How to Erase Your Data After Quitting Your Job
By Nick Anderson 5 minutes
Nothing lasts forever. To grow in your professional career, you may have to leave the job that you enjoy today. It’s not just the memories that you build during your time working at the job, your work devices pile up data that can be both professional and personal. Your workstation will be assigned to someone else once you officially resign from the position.
To ensure that your data does not get into someone’s hands, here are some tips on how to erase your data after quitting your job.
Your Devices Hold Important Information
The smartphone that you carry holds more information about you than any other device. It’s where you store texts, photos, videos, and browse work-related files on the go. Your work laptop is where you do all the heavy-duty tasks day in and day out. A Google account links many different services, such as YouTube, Gmail, Maps. And you may be signed in on various other platforms as well.
The point to draw here is that there’s more data on your devices than you realize. Your internet activity or social media accounts can be exposed to someone else if you do not take certain steps before marking the last day at the job.
How to Erase Data from Work Computer
Make a Backup
The first thing you need to do is make a backup of everything that belongs to you. Remember that data related to your work is the confidential property of the company. You cannot and should not backup such data.
We reckon it will only be a couple of gigs. In which case, cloud storage platforms like Google Drive or Dropbox will do the job.
Log out of all accounts
You are likely using a Google account to access services such as Gmail.
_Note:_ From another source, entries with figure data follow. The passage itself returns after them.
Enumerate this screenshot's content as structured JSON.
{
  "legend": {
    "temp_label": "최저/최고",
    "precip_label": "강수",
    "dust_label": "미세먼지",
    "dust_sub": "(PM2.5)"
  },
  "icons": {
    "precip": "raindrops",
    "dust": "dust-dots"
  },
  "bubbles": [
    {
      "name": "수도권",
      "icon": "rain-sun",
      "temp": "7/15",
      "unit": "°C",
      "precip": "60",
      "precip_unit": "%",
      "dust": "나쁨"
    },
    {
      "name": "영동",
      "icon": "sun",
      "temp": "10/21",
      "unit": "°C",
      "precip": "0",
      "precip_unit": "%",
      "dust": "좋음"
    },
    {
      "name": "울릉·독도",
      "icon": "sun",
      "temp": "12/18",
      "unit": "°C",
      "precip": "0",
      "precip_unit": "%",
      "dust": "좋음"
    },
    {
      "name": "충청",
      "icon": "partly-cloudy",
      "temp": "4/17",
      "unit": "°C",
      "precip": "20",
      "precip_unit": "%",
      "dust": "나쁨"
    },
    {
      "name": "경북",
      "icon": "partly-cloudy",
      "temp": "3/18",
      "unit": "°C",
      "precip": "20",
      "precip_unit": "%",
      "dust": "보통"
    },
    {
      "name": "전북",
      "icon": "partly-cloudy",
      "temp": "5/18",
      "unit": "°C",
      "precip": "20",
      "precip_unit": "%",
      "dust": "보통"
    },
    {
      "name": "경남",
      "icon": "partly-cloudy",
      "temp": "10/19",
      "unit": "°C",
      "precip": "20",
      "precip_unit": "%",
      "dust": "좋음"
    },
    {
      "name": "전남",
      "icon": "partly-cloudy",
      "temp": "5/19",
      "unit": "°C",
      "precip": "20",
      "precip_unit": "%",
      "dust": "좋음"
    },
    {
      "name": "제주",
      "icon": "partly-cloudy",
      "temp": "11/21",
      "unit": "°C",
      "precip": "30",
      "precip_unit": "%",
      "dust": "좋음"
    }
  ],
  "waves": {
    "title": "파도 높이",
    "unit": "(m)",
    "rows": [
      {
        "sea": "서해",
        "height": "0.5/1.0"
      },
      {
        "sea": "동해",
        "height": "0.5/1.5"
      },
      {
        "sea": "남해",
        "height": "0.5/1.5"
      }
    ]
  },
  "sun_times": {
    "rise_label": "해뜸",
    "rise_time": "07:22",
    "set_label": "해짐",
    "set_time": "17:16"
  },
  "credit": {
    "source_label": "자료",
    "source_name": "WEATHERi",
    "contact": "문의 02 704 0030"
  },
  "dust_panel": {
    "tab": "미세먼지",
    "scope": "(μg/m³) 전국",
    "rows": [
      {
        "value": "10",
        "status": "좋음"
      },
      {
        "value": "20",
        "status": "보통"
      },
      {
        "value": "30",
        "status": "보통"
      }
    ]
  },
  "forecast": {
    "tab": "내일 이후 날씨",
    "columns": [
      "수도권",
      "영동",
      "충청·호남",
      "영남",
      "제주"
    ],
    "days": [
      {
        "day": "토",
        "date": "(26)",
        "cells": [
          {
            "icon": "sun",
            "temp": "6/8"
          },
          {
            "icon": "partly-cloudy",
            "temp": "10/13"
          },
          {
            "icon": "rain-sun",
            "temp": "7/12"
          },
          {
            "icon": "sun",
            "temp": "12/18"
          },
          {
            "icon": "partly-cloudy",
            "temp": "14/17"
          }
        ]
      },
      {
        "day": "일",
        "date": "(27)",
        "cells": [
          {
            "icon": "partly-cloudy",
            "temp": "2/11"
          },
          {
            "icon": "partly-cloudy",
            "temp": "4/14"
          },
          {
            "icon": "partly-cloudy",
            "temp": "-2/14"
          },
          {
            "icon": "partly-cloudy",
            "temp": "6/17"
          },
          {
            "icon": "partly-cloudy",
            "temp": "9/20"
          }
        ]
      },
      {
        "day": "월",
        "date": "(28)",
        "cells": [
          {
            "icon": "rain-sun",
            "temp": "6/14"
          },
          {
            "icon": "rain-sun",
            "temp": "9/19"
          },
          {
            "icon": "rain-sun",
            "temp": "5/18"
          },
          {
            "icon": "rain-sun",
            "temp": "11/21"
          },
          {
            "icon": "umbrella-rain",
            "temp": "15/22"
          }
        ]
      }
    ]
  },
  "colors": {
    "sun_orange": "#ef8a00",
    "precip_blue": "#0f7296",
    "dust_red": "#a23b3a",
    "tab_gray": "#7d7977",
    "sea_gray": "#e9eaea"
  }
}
It will remain logged-in in the browser until you sign out. As explained above briefly, a Google account gives you access to many other Google platforms. But it doesn’t only apply to Google and other cloud services; you may have signed in on platforms like Stackexchange, Github, Quora, Linkedin, Twitter, and more.
Note: Don’t delete browsing history if your browsing history, saved password, and such are saved on the browser’s account. Deleting any of the said data will remove it from the account itself. Sync your browser account, then log out of that account. This will instantly remove everything related to your account.
Delete your logins
If you use a separate browser account (or no account at all) specific to your current job, then simply synching and logging out of the account is not enough. Google Chrome, Mozilla Firefox, Opera, and Safari save logins in the browser for future access. Go to your browser’s settings and find the option for saved logins. Then, delete all of them.
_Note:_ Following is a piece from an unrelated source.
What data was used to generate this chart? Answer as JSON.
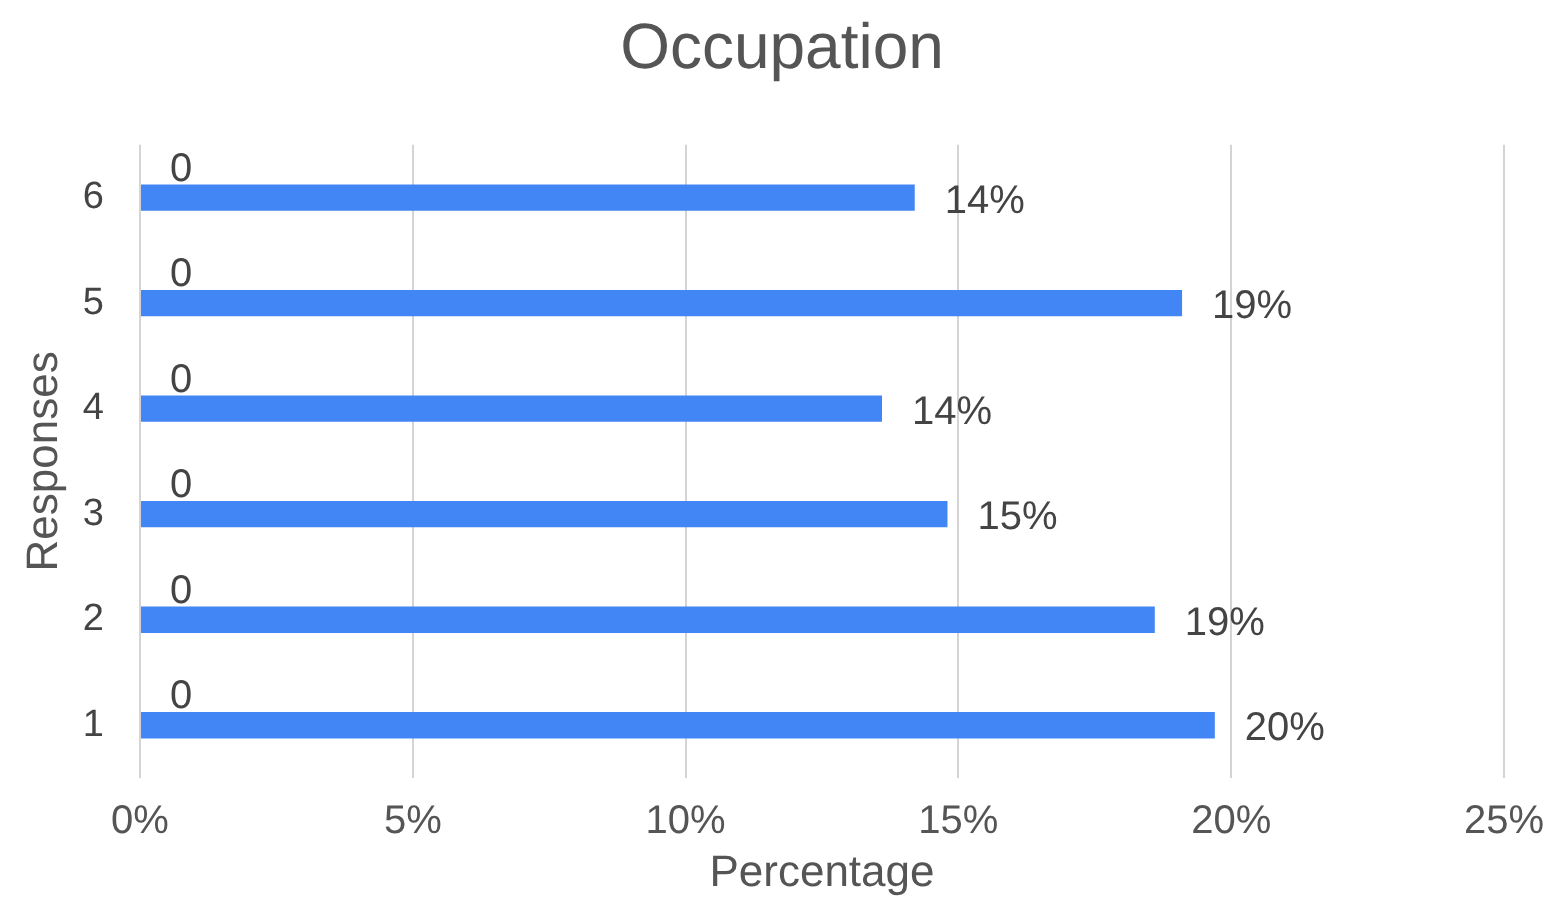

It may escape your notice but instant access to the websites you use every day will require you to login on to another device. So, if you deleted an important login without noting it down first, you will need to reset the password. Before deleting any login, make sure that you have the login information saved elsewhere.
If you use a browser account to sync data and browsing history, it will be stored on the cloud. Hence, simply log out of the account and reset the browser.
Factory Reset Your Phone
If you use a phone granted by your company, do a factory reset before handing it over. It is not enough to just manually delete everything that’s in there. A factory reset is designed to wipe data and make data recovery impossible for the next person.
Most people simply erase data in the gallery app and consider everything gone. But as explained in the premise, your phone is more than just storage for photos and videos. Your iCloud or Google account is one example of what will still be active. A factory reset will ensure that everything added to the phone by you is permanently erased from the device.
Reset Your Computer
Once you have backed up everything important on the computer, it’s time to reset it. Here’s how to reset your Windows PC or Mac:
- Click on the Start button and go to Settings.
- Go to Update & Security.
- From the left menu, click on Recovery. Now, click on Reset this PC button.
- Select Remove everything. (This will ensure that all the programs and personal files are deleted)
- Launch iTunes.
- Go to Account > Authorizations > select Deauthorize This Computer.
- Shut down your computer.
- Now, when it’s completely shut down, press and hold the Command + R keys (Intel-based Mac) or hold the power button for a few seconds (Apple Silicon-based Mac), while it’s booting up.
- Enter the macOS Utilities menu. Then, click on Disk Utility.
- Select the main storage where macOS is installed. Then, click on Erase.
- Make sure the format is APFS. Now, confirm the erase. Wait for the process to finish.
- Go back to the macOS Utilities menu and select Reinstall macOS.
That’s it. Your Mac should now be wiped clean.
If you do not have the privileges to carry out a factory reset, have the IT department do it.